【大和和紀さん・林望さん対談】愛・嫉妬・権力…千年を超えてなお、『源氏物語』に惹かれるわけ。
いつかは読破したい、世界最古の恋愛小説。いままた注目される動きがあります。雅なその世界を作品にしたふたりの対談で、神髄に触れてください。
撮影・青木和義 文・三浦天紗子 撮影協力・ホテル椿山荘
この先の1000年も、語り継ぎたい全54帖。
大和 振り返ると、私は、28〜29歳でこの連載を始めて、終了まで足かけ14年かかりました。描く前によく、原文を声に出して読む作業をしたのですが、朗読すると本当にその映像が浮かんできます。源氏物語にはその世界に人を引きずり込んでしまう魔力がある。ほかの仕事をはさみ、頭を冷やしながらやったのが、案外良かったように思います。

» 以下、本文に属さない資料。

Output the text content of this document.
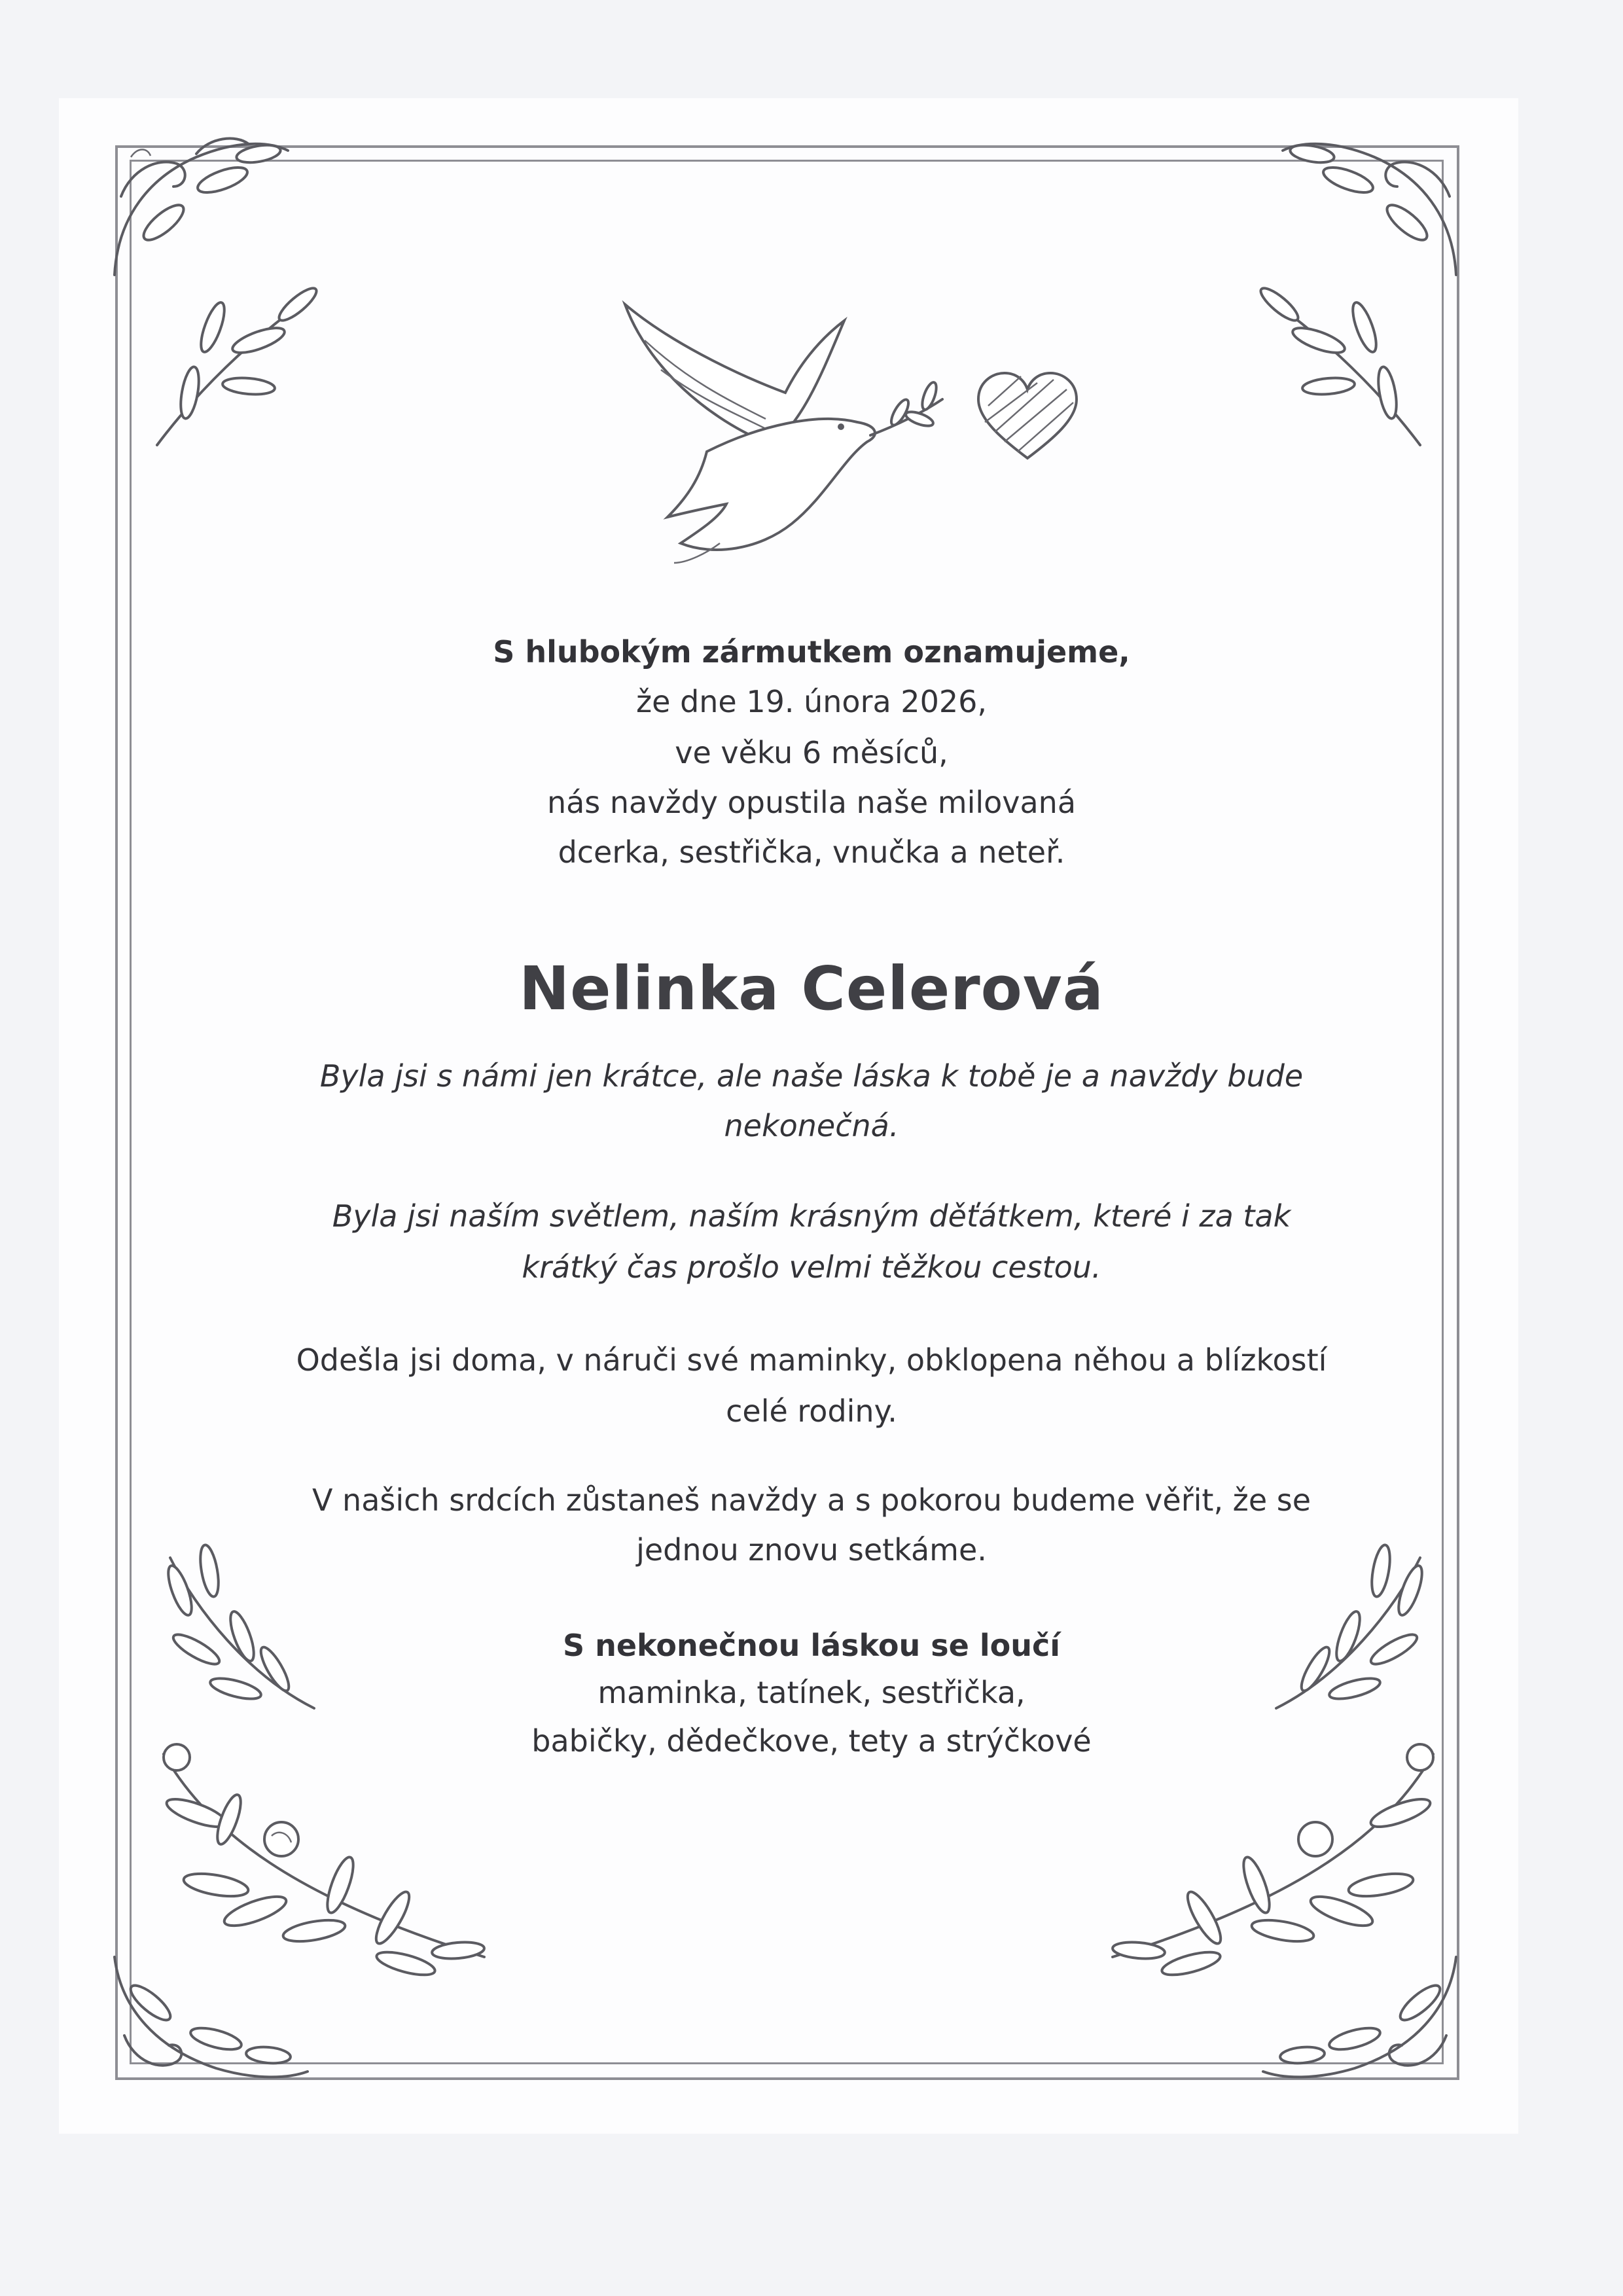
S hlubokým zármutkem oznamujeme,
že dne 19. února 2026,
ve věku 6 měsíců,
nás navždy opustila naše milovaná
dcerka, sestřička, vnučka a neteř.
Nelinka Celerová
Byla jsi s námi jen krátce, ale naše láska k tobě je a navždy bude
nekonečná.
Byla jsi naším světlem, naším krásným děťátkem, které i za tak
krátký čas prošlo velmi těžkou cestou.
Odešla jsi doma, v náruči své maminky, obklopena něhou a blízkostí
celé rodiny.
V našich srdcích zůstaneš navždy a s pokorou budeme věřit, že se
jednou znovu setkáme.
S nekonečnou láskou se loučí
maminka, tatínek, sestřička,
babičky, dědečkove, tety a strýčkové
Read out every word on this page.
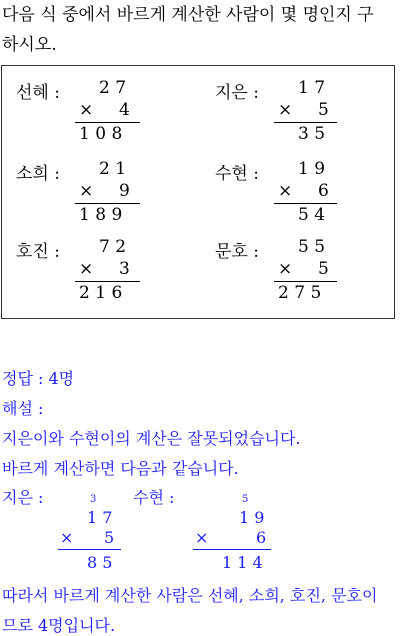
다음 식 중에서 바르게 계산한 사람이 몇 명인지 구
하시오.
선혜 : 2 7
× 4
1 0 8
지은 : 1 7
× 5
3 5
소희 : 2 1
× 9
1 8 9
수현 : 1 9
× 6
5 4
호진 : 7 2
× 3
2 1 6
문호 : 5 5
× 5
2 7 5
정답 : 4명
해설 :
지은이와 수현이의 계산은 잘못되었습니다.
바르게 계산하면 다음과 같습니다.
지은 :	3
1 7
× 5
8 5
수현 :	5
1 9
×	6
1 1 4
따라서 바르게 계산한 사람은 선혜, 소희, 호진, 문호이
므로 4명입니다.
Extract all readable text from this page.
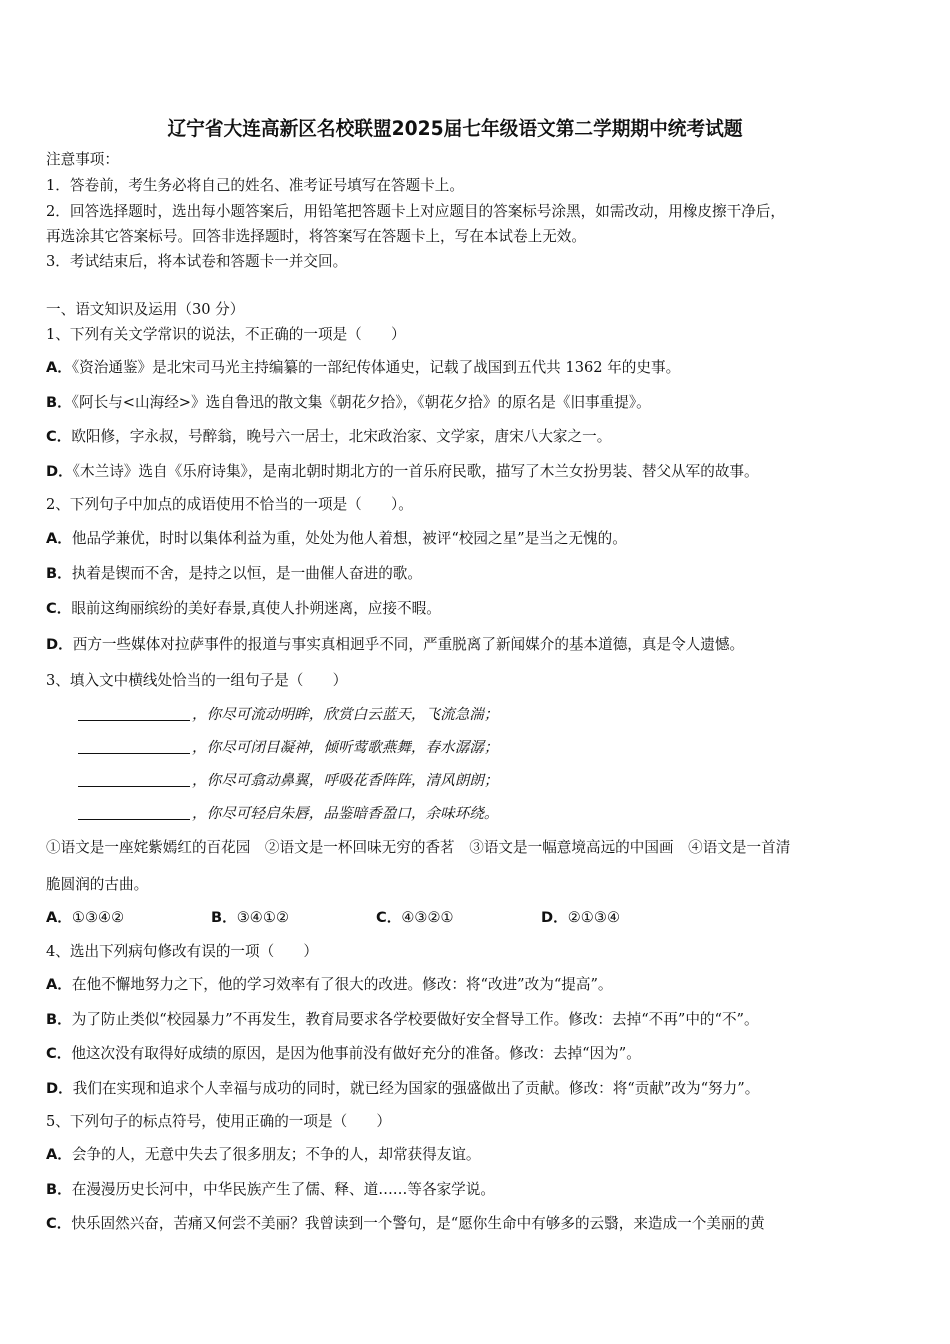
辽宁省大连高新区名校联盟2025届七年级语文第二学期期中统考试题
注意事项：
1．答卷前，考生务必将自己的姓名、准考证号填写在答题卡上。
2．回答选择题时，选出每小题答案后，用铅笔把答题卡上对应题目的答案标号涂黑，如需改动，用橡皮擦干净后，
再选涂其它答案标号。回答非选择题时，将答案写在答题卡上，写在本试卷上无效。
3．考试结束后，将本试卷和答题卡一并交回。
一、语文知识及运用（30 分）
1、下列有关文学常识的说法，不正确的一项是（　　）
A．《资治通鉴》是北宋司马光主持编纂的一部纪传体通史，记载了战国到五代共 1362 年的史事。
B．《阿长与<山海经>》选自鲁迅的散文集《朝花夕拾》，《朝花夕拾》的原名是《旧事重提》。
C．欧阳修，字永叔，号醉翁，晚号六一居士，北宋政治家、文学家，唐宋八大家之一。
D．《木兰诗》选自《乐府诗集》，是南北朝时期北方的一首乐府民歌，描写了木兰女扮男装、替父从军的故事。
2、下列句子中加点的成语使用不恰当的一项是（　　）。
A．他品学兼优，时时以集体利益为重，处处为他人着想，被评“校园之星”是当之无愧的。
B．执着是锲而不舍，是持之以恒，是一曲催人奋进的歌。
C．眼前这绚丽缤纷的美好春景,真使人扑朔迷离，应接不暇。
D．西方一些媒体对拉萨事件的报道与事实真相迥乎不同，严重脱离了新闻媒介的基本道德，真是令人遗憾。
3、填入文中横线处恰当的一组句子是（　　）
，你尽可流动明眸，欣赏白云蓝天，飞流急湍；
，你尽可闭目凝神，倾听莺歌燕舞，春水潺潺；
，你尽可翕动鼻翼，呼吸花香阵阵，清风朗朗；
，你尽可轻启朱唇，品鉴暗香盈口，余味环绕。
①语文是一座姹紫嫣红的百花园　②语文是一杯回味无穷的香茗　③语文是一幅意境高远的中国画　④语文是一首清
脆圆润的古曲。
A．①③④②	B．③④①②	C．④③②①	D．②①③④
4、选出下列病句修改有误的一项（　　）
A．在他不懈地努力之下，他的学习效率有了很大的改进。修改：将“改进”改为“提高”。
B．为了防止类似“校园暴力”不再发生，教育局要求各学校要做好安全督导工作。修改：去掉“不再”中的“不”。
C．他这次没有取得好成绩的原因，是因为他事前没有做好充分的准备。修改：去掉“因为”。
D．我们在实现和追求个人幸福与成功的同时，就已经为国家的强盛做出了贡献。修改：将“贡献”改为“努力”。
5、下列句子的标点符号，使用正确的一项是（　　）
A．会争的人，无意中失去了很多朋友；不争的人，却常获得友谊。
B．在漫漫历史长河中，中华民族产生了儒、释、道……等各家学说。
C．快乐固然兴奋，苦痛又何尝不美丽？我曾读到一个警句，是“愿你生命中有够多的云翳，来造成一个美丽的黄
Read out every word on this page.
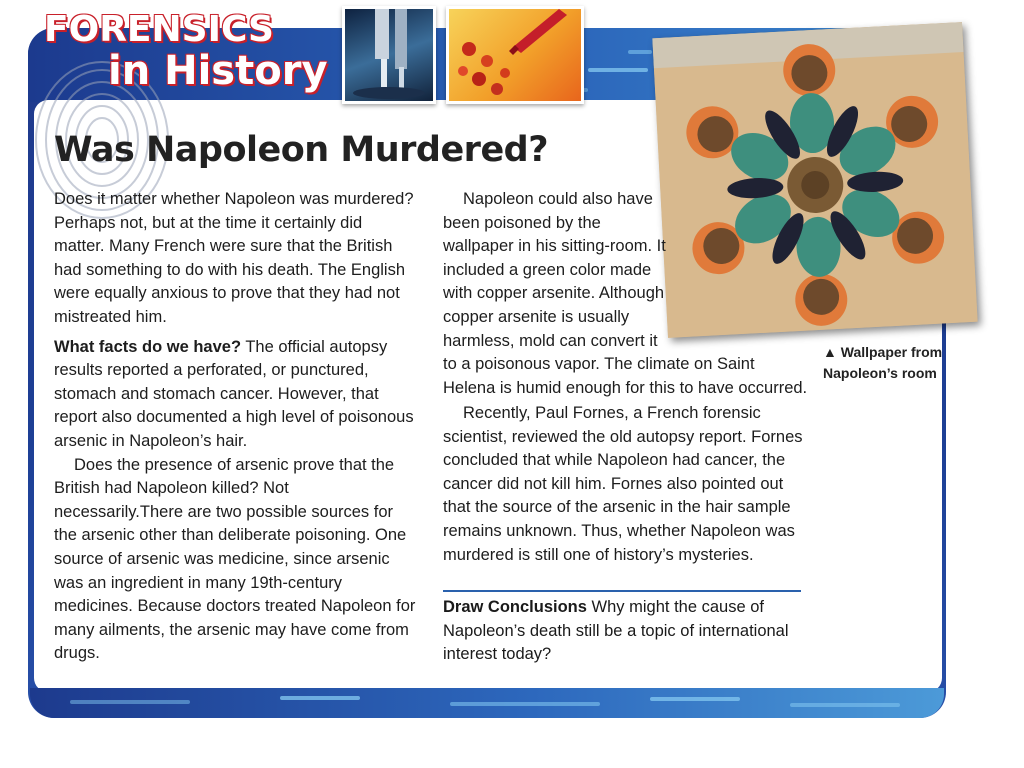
FORENSICS
in History
Was Napoleon Murdered?

Does it matter whether Napoleon was murdered? Perhaps not, but at the time it certainly did matter. Many French were sure that the British had something to do with his death. The English were equally anxious to prove that they had not mistreated him.

What facts do we have? The official autopsy results reported a perforated, or punctured, stomach and stomach cancer. However, that report also documented a high level of poisonous arsenic in Napoleon’s hair.

Does the presence of arsenic prove that the British had Napoleon killed? Not necessarily.There are two possible sources for the arsenic other than deliberate poisoning. One source of arsenic was medicine, since arsenic was an ingredient in many 19th-century medicines. Because doctors treated Napoleon for many ailments, the arsenic may have come from drugs.

Napoleon could also have been poisoned by the wallpaper in his sitting-room. It included a green color made with copper arsenite. Although copper arsenite is usually harmless, mold can convert it to a poisonous vapor. The climate on Saint Helena is humid enough for this to have occurred.

▲ Wallpaper from Napoleon’s room

Recently, Paul Fornes, a French forensic scientist, reviewed the old autopsy report. Fornes concluded that while Napoleon had cancer, the cancer did not kill him. Fornes also pointed out that the source of the arsenic in the hair sample remains unknown. Thus, whether Napoleon was murdered is still one of history’s mysteries.

Draw Conclusions Why might the cause of Napoleon’s death still be a topic of international interest today?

林 私も謹訳に取り掛かってから、東日本大震災が起き、父や妹など自分の家族も病気で失いました。私自身も喘息が悪化し、この仕事を終えるまで生きているだろうかと思うくらいでした。それくらい命を削る仕事でしたね。やり遂げられて良かったです。
大和 1000年生きているだけのことはある、力強い作品です。物語そのものに“命”がありますよね。
大和和紀(やまと・わき)●漫画家。1948年生まれ。『はいからさんが通る』で第1回講談社漫画賞受賞。1979年〜’93年に『あさきゆめみし』を執筆。
林 望(はやし・のぞむ)●作家、国文学者。1949年生まれ。2013年『謹訳 源氏物語』全10巻で毎日出版文化賞特別賞受賞。現在、改訂新修に着手中。